Rekord: Weltweit rund 80 Millionen Menschen auf der Flucht
Die Zahl der Menschen, die sich weltweit auf der Flucht befinden oder vertrieben wurden, hat im vergangenen Jahr einen neuen Höchststand erreicht. Ein Prozent der Menschheit - 79,5 Millionen Menschen - ist bzw. sind Opfer von Vertreibung, wie ein am Donnerstag veröffentlichter Bericht des UNO-Flüchtlingshochkommissariats (UNHCR) zeigt.
Das sind um fast zehn Millionen mehr als noch im Vorjahr.
Der "besorgniserregende" Anstieg ist laut UNHCR einerseits auf die Situation in vielen Konfliktgebieten - insbesondere der Demokratischen Republik Kongo, der Sahelzone, im Jemen und in Syrien - zurückzuführen. So dauert etwa der Krieg in Syrien mittlerweile bereits neun Jahre und hat 13,2 Millionen Menschen zu Flüchtlingen, Asylsuchenden und Binnenvertriebenen gemacht. Das allein ist ein Sechstel der weltweiten Gesamtzahl.
Andererseits ist die Zahl der vertriebenen Venezolaner in den vergangenen Jahren stark gestiegen und konnte im "Global Trends Report 2019" erstmals "besser abgebildet" werden, erklärte das UNHCR. Viele der 3,6 Millionen geflüchteten Venezolaner seien zwar weder als Flüchtlinge noch als Asylsuchende registriert, weshalb sie in der Statistik auch extra ausgewiesen werden, sie bräuchten aber ebenso Schutz, betonte die UNO-Flüchtlingsorganisation.
Gestiegen ist auch der Anteil der Flüchtlinge und Binnenvertriebenen (Menschen, die im eigenen Land vertrieben wurden), die sich in sogenannten Entwicklungsländern aufhalten. 85 Prozent aller Flüchtlinge befinden sich in ihrer Herkunftsregion. Entgegen der öffentlichen Wahrnehmung spielen sich Flucht und Vertreibung also hauptsächlich abseits der EU ab.
Die Binnenvertriebenen (IDPs/Internally Displaced Persons) machen auch einen Gutteil der Gesamtzahl von knapp 80 Millionen aus. 45,7 Millionen Menschen führt das UNHCR in seinem Bericht, der kurz vor dem Weltflüchtlingstag am Samstag (20. Juni) präsentiert wurde, als Vertriebene im eigenen Land bzw.
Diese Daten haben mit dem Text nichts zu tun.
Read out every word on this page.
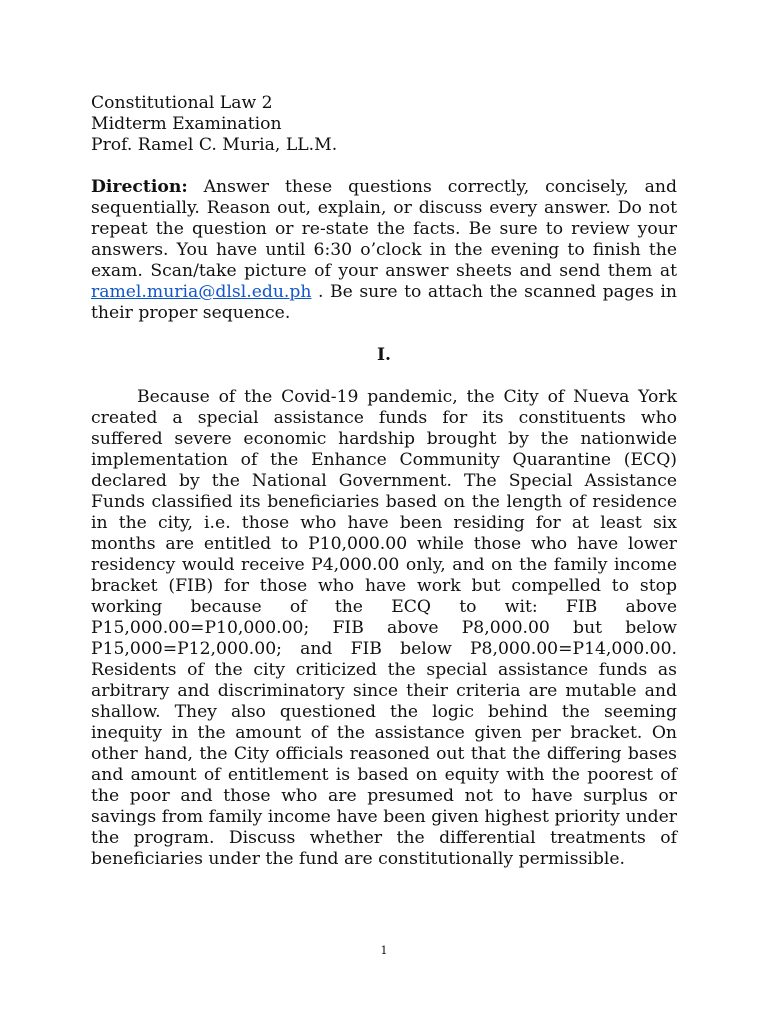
Constitutional Law 2
Midterm Examination
Prof. Ramel C. Muria, LL.M.
Direction: Answer these questions correctly, concisely, and sequentially. Reason out, explain, or discuss every answer. Do not repeat the question or re-state the facts. Be sure to review your answers. You have until 6:30 o’clock in the evening to finish the exam. Scan/take picture of your answer sheets and send them at ramel.muria@dlsl.edu.ph . Be sure to attach the scanned pages in their proper sequence.
I.
Because of the Covid-19 pandemic, the City of Nueva York created a special assistance funds for its constituents who suffered severe economic hardship brought by the nationwide implementation of the Enhance Community Quarantine (ECQ) declared by the National Government. The Special Assistance Funds classified its beneficiaries based on the length of residence in the city, i.e. those who have been residing for at least six months are entitled to P10,000.00 while those who have lower residency would receive P4,000.00 only, and on the family income bracket (FIB) for those who have work but compelled to stop working because of the ECQ to wit: FIB above P15,000.00=P10,000.00; FIB above P8,000.00 but below P15,000=P12,000.00; and FIB below P8,000.00=P14,000.00. Residents of the city criticized the special assistance funds as arbitrary and discriminatory since their criteria are mutable and shallow. They also questioned the logic behind the seeming inequity in the amount of the assistance given per bracket. On other hand, the City officials reasoned out that the differing bases and amount of entitlement is based on equity with the poorest of the poor and those who are presumed not to have surplus or savings from family income have been given highest priority under the program. Discuss whether the differential treatments of beneficiaries under the fund are constitutionally permissible.
1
Region an.
26 Millionen sind demnach anerkannte Flüchtlinge (20,4 Millionen unter UNHCR-Mandat plus 5,6 Millionen palästinensische Flüchtlinge), weltweit 4,2 Millionen Menschen warteten noch auf den Ausgang ihres Asylverfahrens. Rund 40 Prozent der Gesamtzahl der Flüchtlinge und Binnenvertriebenen, nämlich zwischen 30 und 34 Millionen, sind Kinder unter 18 Jahren.
Während die Gesamtzahl der Flüchtlinge und Vertriebenen global steigt, ist in Österreich die Zahl der Asylanträge in den vergangenen Jahren deutlich gesunken. Insgesamt stellten 2019 12.886 Menschen einen Asylantrag, das entspricht in etwa der Antragszahl von 2008 (12.841 Asylanträge).
Ein Grund für den konstanten Zuwachs bei den weltweit Vertriebenen - in den vergangenen zehn Jahren hat sich ihre Zahl fast verdoppelt - ist auch, dass immer weniger Flüchtlinge nach Hause zurückkehren können. Waren es während der 1990er-Jahre jedes Jahr durchschnittlich 1,5 Millionen, die in ihre Heimat zurückgingen, sank diese Zahl seit 2010 auf rund 390.000 jährlich.
Der "Global Trends Report" zeige damit, dass die Perspektive von Flüchtlingen auf ein rasches Ende ihrer Notlage zunehmend schwinde, kommentierte das Flüchtlingshochkommissariat in einer Aussendung. "Wir beobachten eine veränderte Realität", sagte auch UNO-Flüchtlingshochkommissar Filippo Grandi. Vertreibung sei "kein kurzfristiges und vorübergehendes Phänomen mehr".
Von den Betroffenen könne nicht erwartet werden, "jahrelang in Ungewissheit zu leben, ohne die Chance auf eine Rückkehr und ohne Hoffnung auf eine Zukunft an ihrem Zufluchtsort", so Grandi. "Wir brauchen eine grundlegend neue und positivere Haltung gegenüber allen, die fliehen, gepaart mit einem viel entschlosseneren Bestreben, Konflikte zu lösen, die jahrelang andauern und die Ursache dieses immensen Leidens sind", forderte der Italiener.